The Flix compiler computes the precedence graph for every Datalog program valued expression and determines its stratification at compile-time. If an expression is not stratified, the program is rejected by the compiler.

The stratification is sound, but conservative. For example, the following program is unfairly rejected:

def main(): #{A(Int32), B(Int32)} =
    if (true)
        A(x) :- A(x), not B(x).
    else
        B(x) :- B(x), not A(x).

The type system conservatively assumes that both branches of the if expression can be taken and consequently infers that there may be a negative cycle between the A and B predicates.

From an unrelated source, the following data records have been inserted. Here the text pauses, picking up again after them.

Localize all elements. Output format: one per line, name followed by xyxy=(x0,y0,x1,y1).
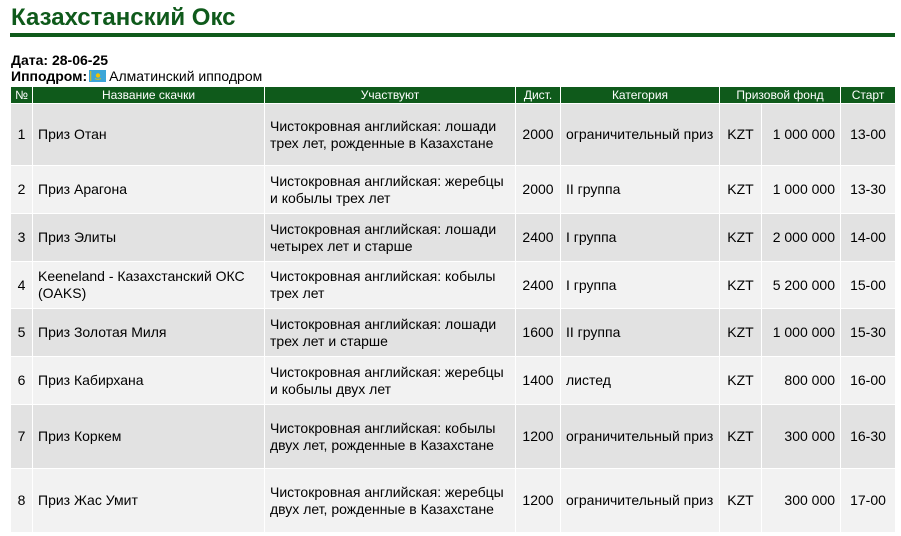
table-header-row: № Название скачки Участвуют Дист. Катего… xyxy=(10,86,897,104)
race-distance: 2000 xyxy=(515,165,561,214)
table-row: 4 Keeneland - Казахстанский ОКС (OAKS) Ч… xyxy=(10,261,897,309)
hippodrome-name: Алматинский ипподром xyxy=(109,68,263,84)
prize-amount: 1 000 000 xyxy=(760,308,842,357)
kazakhstan-flag-icon xyxy=(89,69,107,82)
table-row: 7 Приз Коркем Чистокровная английская: к… xyxy=(10,404,897,469)
race-distance: 2400 xyxy=(515,213,561,262)
header-prize: Призовой фонд xyxy=(718,86,842,104)
race-participants: Чистокровная английская: жеребцы двух ле… xyxy=(264,468,516,533)
row-num: 2 xyxy=(10,165,33,214)
header-category: Категория xyxy=(560,86,720,104)
header-name: Название скачки xyxy=(32,86,265,104)
race-distance: 1200 xyxy=(515,404,561,469)
start-time: 16-30 xyxy=(840,404,897,469)
prize-amount: 800 000 xyxy=(760,356,842,405)
start-time: 13-30 xyxy=(840,165,897,214)
table-row: 1 Приз Отан Чистокровная английская: лош… xyxy=(10,103,897,166)
race-name: Приз Жас Умит xyxy=(32,468,265,533)
row-num: 8 xyxy=(10,468,33,533)
race-name: Keeneland - Казахстанский ОКС (OAKS) xyxy=(32,261,265,309)
race-participants: Чистокровная английская: кобылы трех лет xyxy=(264,261,516,309)
race-distance: 2000 xyxy=(515,103,561,166)
table-row: 2 Приз Арагона Чистокровная английская: … xyxy=(10,165,897,214)
race-category: ограничительный приз xyxy=(560,103,720,166)
table-row: 5 Приз Золотая Миля Чистокровная английс… xyxy=(10,308,897,357)
date-label: Дата: xyxy=(11,52,49,68)
race-category: ограничительный приз xyxy=(560,404,720,469)
race-participants: Чистокровная английская: кобылы двух лет… xyxy=(264,404,516,469)
prize-amount: 300 000 xyxy=(760,404,842,469)
page-title: Казахстанский Окс xyxy=(11,4,236,31)
races-table: № Название скачки Участвуют Дист. Катего… xyxy=(10,86,897,533)
header-distance: Дист. xyxy=(515,86,561,104)
race-participants: Чистокровная английская: лошади трех лет… xyxy=(264,103,516,166)
race-distance: 1200 xyxy=(515,468,561,533)
prize-amount: 2 000 000 xyxy=(760,213,842,262)
race-category: II группа xyxy=(560,165,720,214)
prize-amount: 300 000 xyxy=(760,468,842,533)
header-num: № xyxy=(10,86,33,104)
race-name: Приз Арагона xyxy=(32,165,265,214)
race-category: I группа xyxy=(560,213,720,262)
prize-amount: 5 200 000 xyxy=(760,261,842,309)
race-name: Приз Отан xyxy=(32,103,265,166)
prize-amount: 1 000 000 xyxy=(760,165,842,214)
prize-currency: KZT xyxy=(719,308,762,357)
title-divider xyxy=(10,33,895,37)
start-time: 16-00 xyxy=(840,356,897,405)
header-start: Старт xyxy=(840,86,897,104)
race-category: ограничительный приз xyxy=(560,468,720,533)
race-name: Приз Коркем xyxy=(32,404,265,469)
date-value: 28-06-25 xyxy=(51,52,109,68)
table-row: 8 Приз Жас Умит Чистокровная английская:… xyxy=(10,468,897,533)
prize-currency: KZT xyxy=(719,468,762,533)
prize-currency: KZT xyxy=(719,165,762,214)
prize-currency: KZT xyxy=(719,261,762,309)
race-category: II группа xyxy=(560,308,720,357)
start-time: 15-30 xyxy=(840,308,897,357)
row-num: 1 xyxy=(10,103,33,166)
hippodrome-label: Ипподром: xyxy=(11,68,88,84)
start-time: 15-00 xyxy=(840,261,897,309)
race-category: листед xyxy=(560,356,720,405)
prize-currency: KZT xyxy=(719,404,762,469)
row-num: 4 xyxy=(10,261,33,309)
row-num: 3 xyxy=(10,213,33,262)
prize-currency: KZT xyxy=(719,213,762,262)
race-participants: Чистокровная английская: лошади четырех … xyxy=(264,213,516,262)
row-num: 6 xyxy=(10,356,33,405)
race-category: I группа xyxy=(560,261,720,309)
table-row: 3 Приз Элиты Чистокровная английская: ло… xyxy=(10,213,897,262)
start-time: 17-00 xyxy=(840,468,897,533)
row-num: 7 xyxy=(10,404,33,469)
race-name: Приз Элиты xyxy=(32,213,265,262)
race-name: Приз Кабирхана xyxy=(32,356,265,405)
row-num: 5 xyxy=(10,308,33,357)
table-row: 6 Приз Кабирхана Чистокровная английская… xyxy=(10,356,897,405)
race-distance: 1400 xyxy=(515,356,561,405)
race-name: Приз Золотая Миля xyxy=(32,308,265,357)
prize-amount: 1 000 000 xyxy=(760,103,842,166)
race-participants: Чистокровная английская: лошади трех лет… xyxy=(264,308,516,357)
start-time: 14-00 xyxy=(840,213,897,262)
prize-currency: KZT xyxy=(719,103,762,166)
race-distance: 2400 xyxy=(515,261,561,309)
race-participants: Чистокровная английская: жеребцы и кобыл… xyxy=(264,356,516,405)
race-participants: Чистокровная английская: жеребцы и кобыл… xyxy=(264,165,516,214)
prize-currency: KZT xyxy=(719,356,762,405)
race-distance: 1600 xyxy=(515,308,561,357)
header-participants: Участвуют xyxy=(264,86,516,104)
hippodrome-info: Ипподром: Алматинский ипподром xyxy=(11,68,262,84)
race-date: Дата: 28-06-25 xyxy=(11,52,108,68)
start-time: 13-00 xyxy=(840,103,897,166)
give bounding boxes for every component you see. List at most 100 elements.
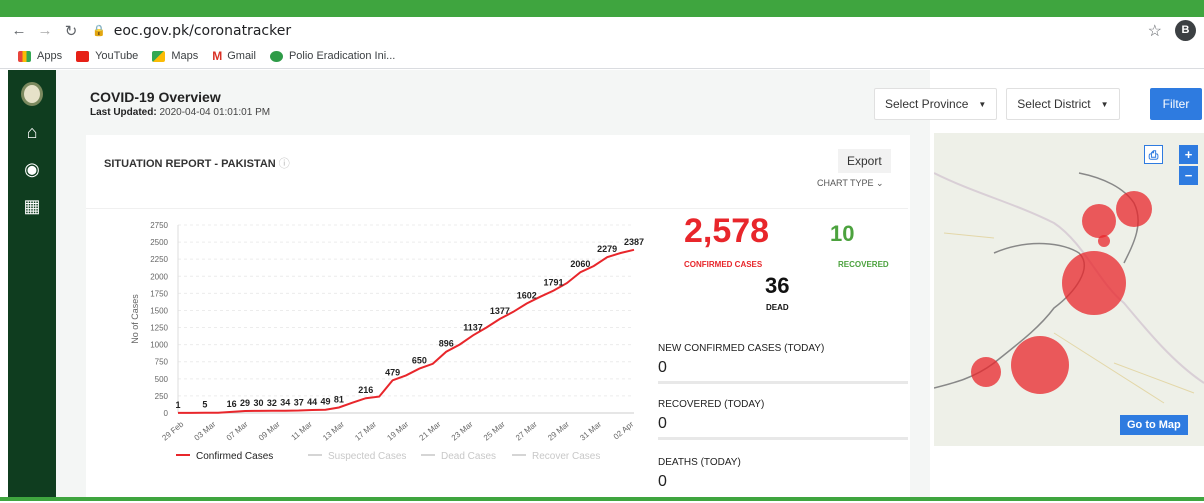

Thus the program is rejected. This is despite the fact that at run-time the main function always returns a stratified Datalog program value.

== Design philosophy ==

Flix is designed around a collection of stated principles:

- Everything is an expression. Most Flix constructs, except for top-level declarations, are expressions that evaluate to values.
- Closed-world assumption. The Flix compiler assumes that the source code of the entire program is available at compile-time.
- Pure and impure code is separated. The type and effect system precisely captures whether an expression may produce an effect
- The language has no compile-time warnings, only errors.

The principles also list several programming language features that have been deliberately omitted. In particular, Flix lacks support for:

- Null values. Instead the use of the Option data type is recommended.
- Implicit coercions. Instead type conversions must be performed explicitly by the programmer.
- Reflection. The programmer cannot reflect over the structure of the program at run-time.